The lay-offs will help Osram save 260 million euros ($349 million) in annual costs through 2017, the Munich-based company said in a statement yesterday. The new cuts add to an older plan to scrap 8,700 positions by the end of this fiscal year. The company had 35,108 employees as of Sept. 30.
Osram was spun off last year from Siemens AG (SIE) as Europe’s largest engineering company divests units with profitability or growth potential it deems inadequate. Amid a shift in the lighting industry toward light-emitting diodes, which are smaller, more energy-efficient and have longer lifespans than traditional bulbs, Osram cut its full-year earnings target May 28, saying revenue would remain flat or at best increase moderately.
“We have always stressed that the transformation of the lighting market will also continue after 2014 and that it will require additional capacity adjustments,” Chief Executive Officer Wolfgang Dehen said in the statement. The company needs a cost structure that is appropriate to the size of the company, he said.
Tumbling Sales
Adjusted earnings before interest, taxes and amortization increased 9.5 percent to 104 million euros in the third fiscal quarter, Osram said in a separate e-mailed statement. The average estimate of five analysts surveyed by Bloomberg was 100 million euros. Revenue tumbled 5.9 percent to 1.2 billion euros, with sales in the classic lamps division falling 14 percent.“This will raise the question of the ongoing restructuring level needed at Osram in the future,” Morgan Stanley analysts including Lucie Carrier and Ben Uglow said in a note to clients. “This is also symptomatic of the significant challenges faced by the company.”
The stock gained as much as 2.9 percent in Frankfurt trading today and was up 1.5 percent as of 9:04 a.m., valuing the company at 3.6 billion euros. Before today, the stock has dropped 17 percent this year.

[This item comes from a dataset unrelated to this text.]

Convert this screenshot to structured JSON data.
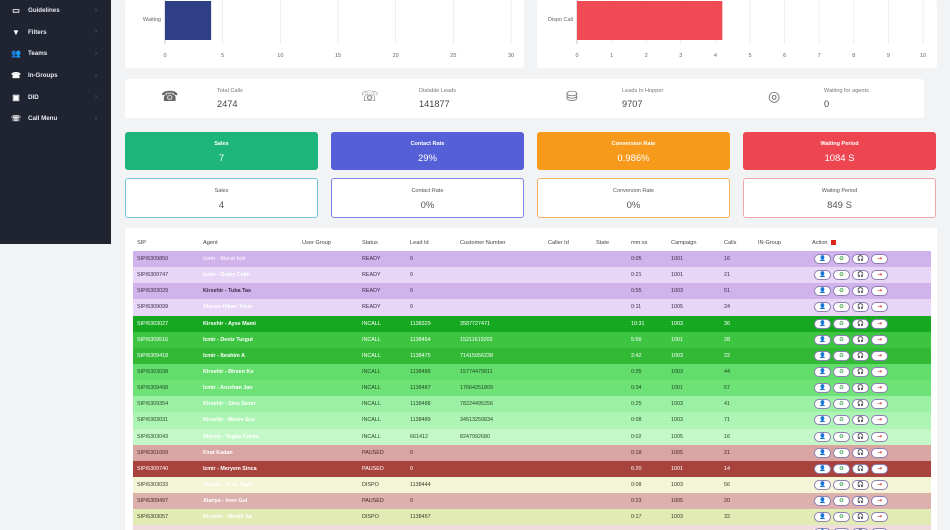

Dutch rival Royal Philips NV (PHIA) in June said it will merge some lighting units into a 1.4 billion-euro standalone company to share research and development costs with outside investors, echoing the move by Siemens to spin off Osram.
Replacement Rates
As replacement rates decline because of the longer lifespan of LEDs, Osram and Amsterdam-based Philips are seeking to stabilize revenue with multi-year contracts to install complex lighting systems for whole cities from Washington D.C. to Amsterdam and equip buildings such as Paris’ Notre Dame cathedral with luminaires.Osram’s earlier job cuts program had sought 1.2 billion euros in savings by the end of this fiscal year, which runs through Sept. 30. The savings had totaled 760 million by the end of June, with 118 million euros of cost cuts realized in the three preceding months.
Of the job cuts announced yesterday, 1,700 will go in Germany and 6,100 elsewhere, affecting traditional lighting manufacturing jobs as well as sales and administrative functions. The program will cost about 450 million euros, Osram said.
Since this second round of cuts “is likely to involve more white-collar workers, we could imagine that the savings might be even higher,” Frankfurt-based Deutsche Bank analyst Uwe Schupp said in a note to clients. “The flip side is that we think that cash costs are higher this time, but this simply means that buy-backs have become less likely now.”